We have recently seen an exploit targeting the Adobe Flash Player vulnerability CVE-2014-8439 (we detect it as Exploit:SWF/Axpergle). This exploit is being integrated into multiple exploit kits, including the Nuclear exploit kit (Exploit:JS/Neclu) and the Angler exploit kit (Exploit:JS/Axpergle).
Adobe released a patch in November to address this exploit (APSB14-26). Coincidentally, our investigation shows that Adobe released a patch to address a different exploit and that patch appears to have rendered this exploit useless.
CVE-2014-0569 or CVE-2014-8439?
In our analysis of the exploit code, we noticed that the exploit author seems to be confused about the CVE number of the vulnerability they are trying to exploit. It appears the author thinks the exploit is CVE-2014-0569, when the vulnerability they are actually targeting is CVE-2014-8439. This incorrect CVE number is used in the source path (Figure 1) of the SWF file.

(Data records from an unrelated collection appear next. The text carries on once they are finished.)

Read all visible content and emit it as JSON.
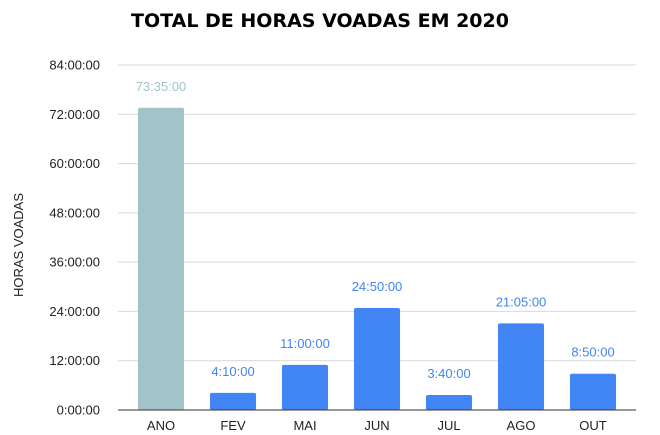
{
  "chart_data": {
    "type": "bar",
    "title": "TOTAL DE HORAS VOADAS EM 2020",
    "xlabel": "",
    "ylabel": "HORAS VOADAS",
    "categories": [
      "ANO",
      "FEV",
      "MAI",
      "JUN",
      "JUL",
      "AGO",
      "OUT"
    ],
    "values": [
      73.5833,
      4.1667,
      11.0,
      24.8333,
      3.6667,
      21.0833,
      8.8333
    ],
    "data_labels": [
      "73:35:00",
      "4:10:00",
      "11:00:00",
      "24:50:00",
      "3:40:00",
      "21:05:00",
      "8:50:00"
    ],
    "ylim": [
      0,
      84
    ],
    "yticks": [
      0,
      12,
      24,
      36,
      48,
      60,
      72,
      84
    ],
    "ytick_labels": [
      "0:00:00",
      "12:00:00",
      "24:00:00",
      "36:00:00",
      "48:00:00",
      "60:00:00",
      "72:00:00",
      "84:00:00"
    ],
    "grid": true,
    "legend": "none",
    "bar_colors": [
      "#a2c4c9",
      "#4285f4",
      "#4285f4",
      "#4285f4",
      "#4285f4",
      "#4285f4",
      "#4285f4"
    ],
    "label_colors": [
      "#a2c4c9",
      "#4285f4",
      "#4285f4",
      "#4285f4",
      "#4285f4",
      "#4285f4",
      "#4285f4"
    ]
  }
}
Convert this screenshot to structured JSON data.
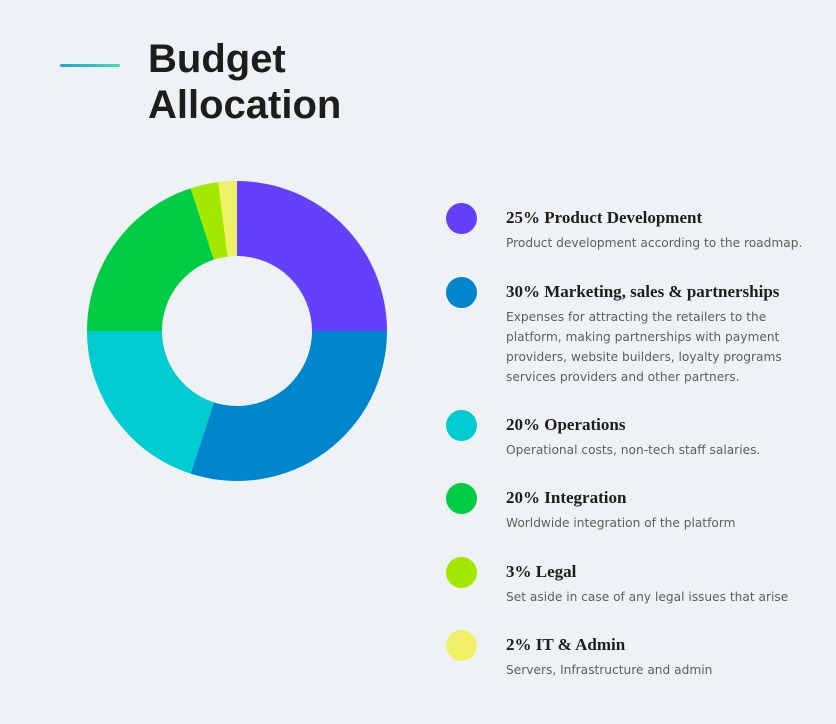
{
  "header": {
    "title": "Budget Allocation"
  },
  "chart_data": {
    "type": "pie",
    "donut": true,
    "slices": [
      {
        "label": "Product Development",
        "value": 25,
        "color": "#6440fb"
      },
      {
        "label": "Marketing, sales & partnerships",
        "value": 30,
        "color": "#0086cc"
      },
      {
        "label": "Operations",
        "value": 20,
        "color": "#00ccd1"
      },
      {
        "label": "Integration",
        "value": 20,
        "color": "#00cc44"
      },
      {
        "label": "Legal",
        "value": 3,
        "color": "#a2e800"
      },
      {
        "label": "IT & Admin",
        "value": 2,
        "color": "#f0f066"
      }
    ]
  },
  "legend": [
    {
      "title": "25% Product Development",
      "desc": "Product development according to the roadmap.",
      "color": "#6440fb"
    },
    {
      "title": "30% Marketing, sales & partnerships",
      "desc": "Expenses for attracting the retailers to the platform, making partnerships with payment providers, website builders, loyalty programs services providers and other partners.",
      "color": "#0086cc"
    },
    {
      "title": "20% Operations",
      "desc": "Operational costs, non-tech staff salaries.",
      "color": "#00ccd1"
    },
    {
      "title": "20% Integration",
      "desc": "Worldwide integration of the platform",
      "color": "#00cc44"
    },
    {
      "title": "3% Legal",
      "desc": "Set aside in case of any legal issues that arise",
      "color": "#a2e800"
    },
    {
      "title": "2% IT & Admin",
      "desc": "Servers, Infrastructure and admin",
      "color": "#f0f066"
    }
  ]
}
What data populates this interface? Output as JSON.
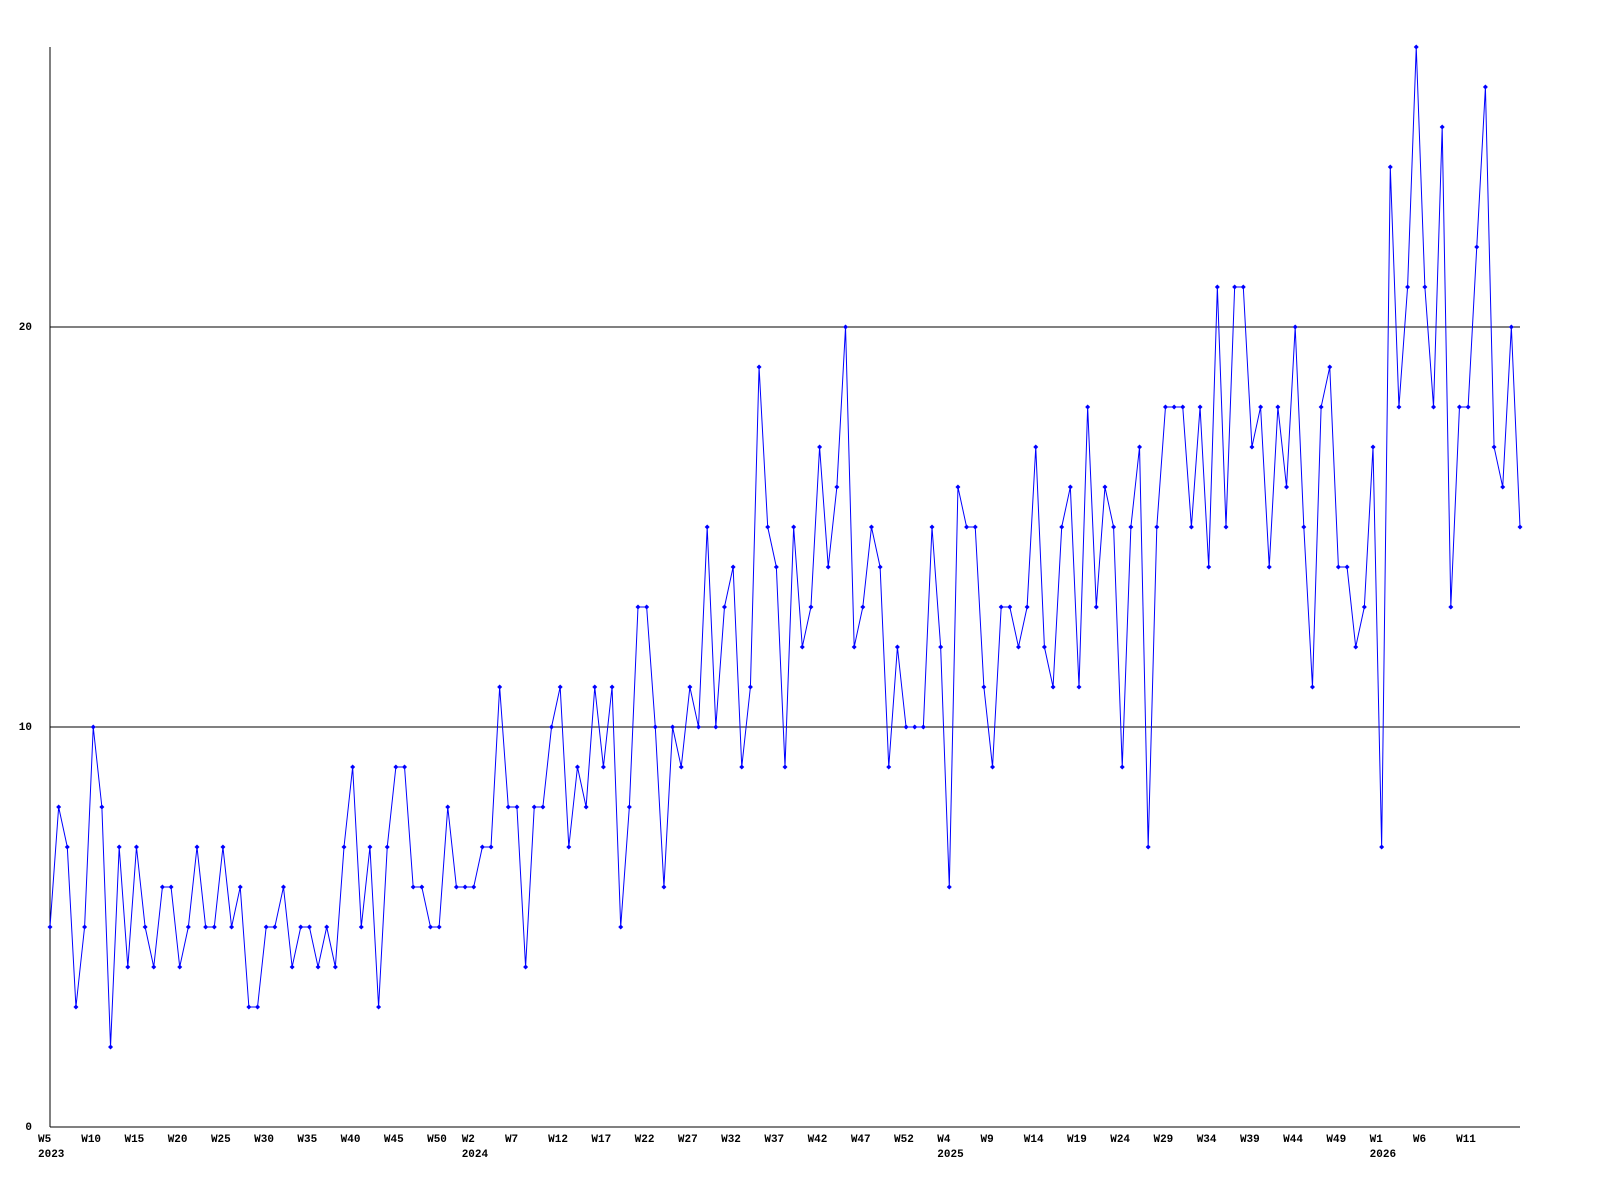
{
  "chart_data": {
    "type": "line",
    "categories": [
      "W5",
      null,
      null,
      null,
      null,
      "W10",
      null,
      null,
      null,
      null,
      "W15",
      null,
      null,
      null,
      null,
      "W20",
      null,
      null,
      null,
      null,
      "W25",
      null,
      null,
      null,
      null,
      "W30",
      null,
      null,
      null,
      null,
      "W35",
      null,
      null,
      null,
      null,
      "W40",
      null,
      null,
      null,
      null,
      "W45",
      null,
      null,
      null,
      null,
      "W50",
      null,
      null,
      null,
      "W2",
      null,
      null,
      null,
      null,
      "W7",
      null,
      null,
      null,
      null,
      "W12",
      null,
      null,
      null,
      null,
      "W17",
      null,
      null,
      null,
      null,
      "W22",
      null,
      null,
      null,
      null,
      "W27",
      null,
      null,
      null,
      null,
      "W32",
      null,
      null,
      null,
      null,
      "W37",
      null,
      null,
      null,
      null,
      "W42",
      null,
      null,
      null,
      null,
      "W47",
      null,
      null,
      null,
      null,
      "W52",
      null,
      null,
      null,
      null,
      "W4",
      null,
      null,
      null,
      null,
      "W9",
      null,
      null,
      null,
      null,
      "W14",
      null,
      null,
      null,
      null,
      "W19",
      null,
      null,
      null,
      null,
      "W24",
      null,
      null,
      null,
      null,
      "W29",
      null,
      null,
      null,
      null,
      "W34",
      null,
      null,
      null,
      null,
      "W39",
      null,
      null,
      null,
      null,
      "W44",
      null,
      null,
      null,
      null,
      "W49",
      null,
      null,
      null,
      null,
      "W1",
      null,
      null,
      null,
      null,
      "W6",
      null,
      null,
      null,
      null,
      "W11",
      null,
      null,
      null,
      null,
      null,
      null
    ],
    "year_labels": [
      "2023",
      null,
      null,
      null,
      null,
      null,
      null,
      null,
      null,
      null,
      null,
      null,
      null,
      null,
      null,
      null,
      null,
      null,
      null,
      null,
      null,
      null,
      null,
      null,
      null,
      null,
      null,
      null,
      null,
      null,
      null,
      null,
      null,
      null,
      null,
      null,
      null,
      null,
      null,
      null,
      null,
      null,
      null,
      null,
      null,
      null,
      null,
      null,
      null,
      "2024",
      null,
      null,
      null,
      null,
      null,
      null,
      null,
      null,
      null,
      null,
      null,
      null,
      null,
      null,
      null,
      null,
      null,
      null,
      null,
      null,
      null,
      null,
      null,
      null,
      null,
      null,
      null,
      null,
      null,
      null,
      null,
      null,
      null,
      null,
      null,
      null,
      null,
      null,
      null,
      null,
      null,
      null,
      null,
      null,
      null,
      null,
      null,
      null,
      null,
      null,
      null,
      null,
      null,
      null,
      "2025",
      null,
      null,
      null,
      null,
      null,
      null,
      null,
      null,
      null,
      null,
      null,
      null,
      null,
      null,
      null,
      null,
      null,
      null,
      null,
      null,
      null,
      null,
      null,
      null,
      null,
      null,
      null,
      null,
      null,
      null,
      null,
      null,
      null,
      null,
      null,
      null,
      null,
      null,
      null,
      null,
      null,
      null,
      null,
      null,
      null,
      null,
      null,
      null,
      null,
      "2026",
      null,
      null,
      null,
      null,
      null,
      null,
      null,
      null,
      null,
      null,
      null,
      null,
      null,
      null,
      null,
      null
    ],
    "values": [
      5,
      8,
      7,
      3,
      5,
      10,
      8,
      2,
      7,
      4,
      7,
      5,
      4,
      6,
      6,
      4,
      5,
      7,
      5,
      5,
      7,
      5,
      6,
      3,
      3,
      5,
      5,
      6,
      4,
      5,
      5,
      4,
      5,
      4,
      7,
      9,
      5,
      7,
      3,
      7,
      9,
      9,
      6,
      6,
      5,
      5,
      8,
      6,
      6,
      6,
      7,
      7,
      11,
      8,
      8,
      4,
      8,
      8,
      10,
      11,
      7,
      9,
      8,
      11,
      9,
      11,
      5,
      8,
      13,
      13,
      10,
      6,
      10,
      9,
      11,
      10,
      15,
      10,
      13,
      14,
      9,
      11,
      19,
      15,
      14,
      9,
      15,
      12,
      13,
      17,
      14,
      16,
      20,
      12,
      13,
      15,
      14,
      9,
      12,
      10,
      10,
      10,
      15,
      12,
      6,
      16,
      15,
      15,
      11,
      9,
      13,
      13,
      12,
      13,
      17,
      12,
      11,
      15,
      16,
      11,
      18,
      13,
      16,
      15,
      9,
      15,
      17,
      7,
      15,
      18,
      18,
      18,
      15,
      18,
      14,
      21,
      15,
      21,
      21,
      17,
      18,
      14,
      18,
      16,
      20,
      15,
      11,
      18,
      19,
      14,
      14,
      12,
      13,
      17,
      7,
      24,
      18,
      21,
      27,
      21,
      18,
      25,
      13,
      18,
      18,
      22,
      26,
      17,
      16,
      20,
      15
    ],
    "color": "#0000ff",
    "ylim": [
      0,
      27
    ],
    "yticks": [
      0,
      10,
      20
    ],
    "grid": true
  }
}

Figure 1: Incorrect CVE number (CVE-2014-0569) used
The unusual control transfer trick
To successfully deliver the attack, the exploit needs to transfer control to the deliberately crafted code. In this exploit we didn’t see the common tricks used by SWF exploits to cause the control transfer (see Cracking the CVE-2014-0569 nutshell and A journey to CVE-2014-0497 exploit). Actually, we didn’t even see any code which explicitly causes the control transfer.
After some further investigation, we discovered the new trick used by this exploit: it attempts to use the vulnerability to corrupt a garbage collection (GC) object. In the GC object, there is an ITelemetry object pointer (offset 0x180 on the Flash Player we are analyzing). The ITelemetry object’s VTABLE is crafted with the address to which the control is transferred (Figure 2).
Figure 2: Crafted GC object, Crafted ITelemetry object and Crafted VTABLE entries
The control will be transferred to return-oriented programming (ROP) gadgets via the ITelemetry.IsActive() virtual function call when garbage collection occurs (Figure 3).
Figure 3: Control transferred to ROP gadgets
Shellcode and payload
The shellcode downloads and decrypts a DLL from a remote server. It then registers the DLL by executing the regsvr32 command. The DLL is detected as Ransom:Win32/Reveton, which is a lockscreen ransomware trojan.
You should apply the update from Adobe, mentioned in APSB14-26, keep your software up-to-date, and use a real-time security product such as Microsoft Security Essentials to help protect your PC from this and other threats.